By "weak form of ordering in this case" you probably meant NON
sequentially consistent ordering in this case as in:

(From Book II):

"A successful stwcx. to a given location may complete
before its store has been performed with respect to
other processors and mechanisms."

Right?

> To be guaranteed this [sequentially consistent] ordering
>
>    B.compare_exchange(..., seq_cst) ... C.load(seq_cst)
>
> As before, another approach is to place an atomic_thread_fence(seq_cst)
> between the relaxed/release fence and the compare_exchange.

You probably meant:

"another approach is to place an atomic_thread_fence(seq_cst) between
[relaxed] compare_exchange and the relaxed/acquire load."

>
>> Under simple interpretation of "seq_cst" meaning "fully-fenced" the
>> answer to both questions is "yes"...
>
> But that is not the definition of "seq_cst" in the proposed standard,
> at least not as I read it.
>
>> Do you agree with the same outcome under the proposed C/C++ memory model?
>>
>> What is your reasoning in case you disagree?
>
> I appeal to the wording of section 29.1 of the proposed standard:
>
>        The enumeration memory_order specifies the detailed regular
>        (non-atomic) memory synchronization order as defined in Clause
>        1.10 and may provide for operation ordering.  Its enumerated
>        values and their meanings are as follows:
>
>            — memory_order_relaxed: no operation orders memory.
>            — memory_order_release, memory_order_acq_rel, and
>              memory_order_seq_cst: a store operation performs a release
>              operation on the affected memory location.
>            — memory_order_consume: a load operation performs a consume
>              operation on the affected memory location.
>            — memory_order_acquire, memory_order_acq_rel, and
>              memory_order_seq_cst: a load operation performs an acquire
>              operation on the affected memory location.
>
>        There shall be a single total order S on all memory_order_seq_cst
>        operations, consistent with the happens before order and
>        modification orders for all affected locations, such that each
>        memory_order_seq_cst operation that loads a value observes either
>        the last preceding modification according to this order S, or
>        the result of an operation that is not memory_order_seq_cst. [
>        Note: Although it is not explicitly required that S include locks,
>        it can always be extended to an order that does include lock and
>        unlock operations, since the ordering between those is already
>        included in the happens before ordering. — end note ]
>
> None of this requires that seq_cst operations be ordered with respect to
> non-seq_cst operations except as required by acquire, consume, and
> release semantics.

IOW, seq_cst means acq_rel (with further reduction to relaxed) except
that it guarantees store-load fencing with respect to preceding and/or
subsequent seq_cst, and only seq_cst... right?

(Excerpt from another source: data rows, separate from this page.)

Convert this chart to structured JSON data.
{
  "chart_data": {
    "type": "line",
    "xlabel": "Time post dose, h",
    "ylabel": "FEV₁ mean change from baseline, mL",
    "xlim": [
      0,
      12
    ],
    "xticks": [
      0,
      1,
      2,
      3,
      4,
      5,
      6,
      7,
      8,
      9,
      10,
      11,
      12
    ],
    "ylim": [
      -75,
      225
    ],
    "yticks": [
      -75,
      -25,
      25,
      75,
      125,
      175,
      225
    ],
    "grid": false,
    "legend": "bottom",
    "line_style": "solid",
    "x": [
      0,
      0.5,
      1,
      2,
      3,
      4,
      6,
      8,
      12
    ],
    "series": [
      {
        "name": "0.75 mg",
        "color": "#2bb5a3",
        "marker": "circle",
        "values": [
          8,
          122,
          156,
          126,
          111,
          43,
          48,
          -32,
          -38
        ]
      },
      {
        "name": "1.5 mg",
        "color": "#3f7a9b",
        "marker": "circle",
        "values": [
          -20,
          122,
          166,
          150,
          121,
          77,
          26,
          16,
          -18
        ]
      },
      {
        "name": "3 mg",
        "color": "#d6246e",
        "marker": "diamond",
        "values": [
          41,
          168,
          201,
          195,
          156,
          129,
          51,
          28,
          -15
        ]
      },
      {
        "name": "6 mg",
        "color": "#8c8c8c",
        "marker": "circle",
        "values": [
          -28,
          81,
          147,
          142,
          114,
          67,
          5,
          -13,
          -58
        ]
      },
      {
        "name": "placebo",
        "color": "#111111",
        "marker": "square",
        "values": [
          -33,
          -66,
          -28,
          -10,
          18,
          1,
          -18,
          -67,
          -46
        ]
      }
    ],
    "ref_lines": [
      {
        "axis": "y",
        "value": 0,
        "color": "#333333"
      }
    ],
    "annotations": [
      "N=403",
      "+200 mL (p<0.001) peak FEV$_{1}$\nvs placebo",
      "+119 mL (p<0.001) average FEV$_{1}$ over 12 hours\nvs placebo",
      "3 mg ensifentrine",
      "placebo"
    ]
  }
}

Formalities regarding distinguishing

atomic_thread_fence(seq_cst), X.load(relaxed|acquire);

vs.

X.load(seq_cst);

why not state it in a more prominent place like 1.10 instead of 1K
pages below it? ;-)

>
> Now I personally have no objection to making seq_cst operations more
> expensive, but others might.  ;-)

I suspect that not making seq_cst operations more expensive (according
to simple "fully-fenced" reasoning) will result in quite a lot of
incorrect code.

We'll see.

regards,
alexander.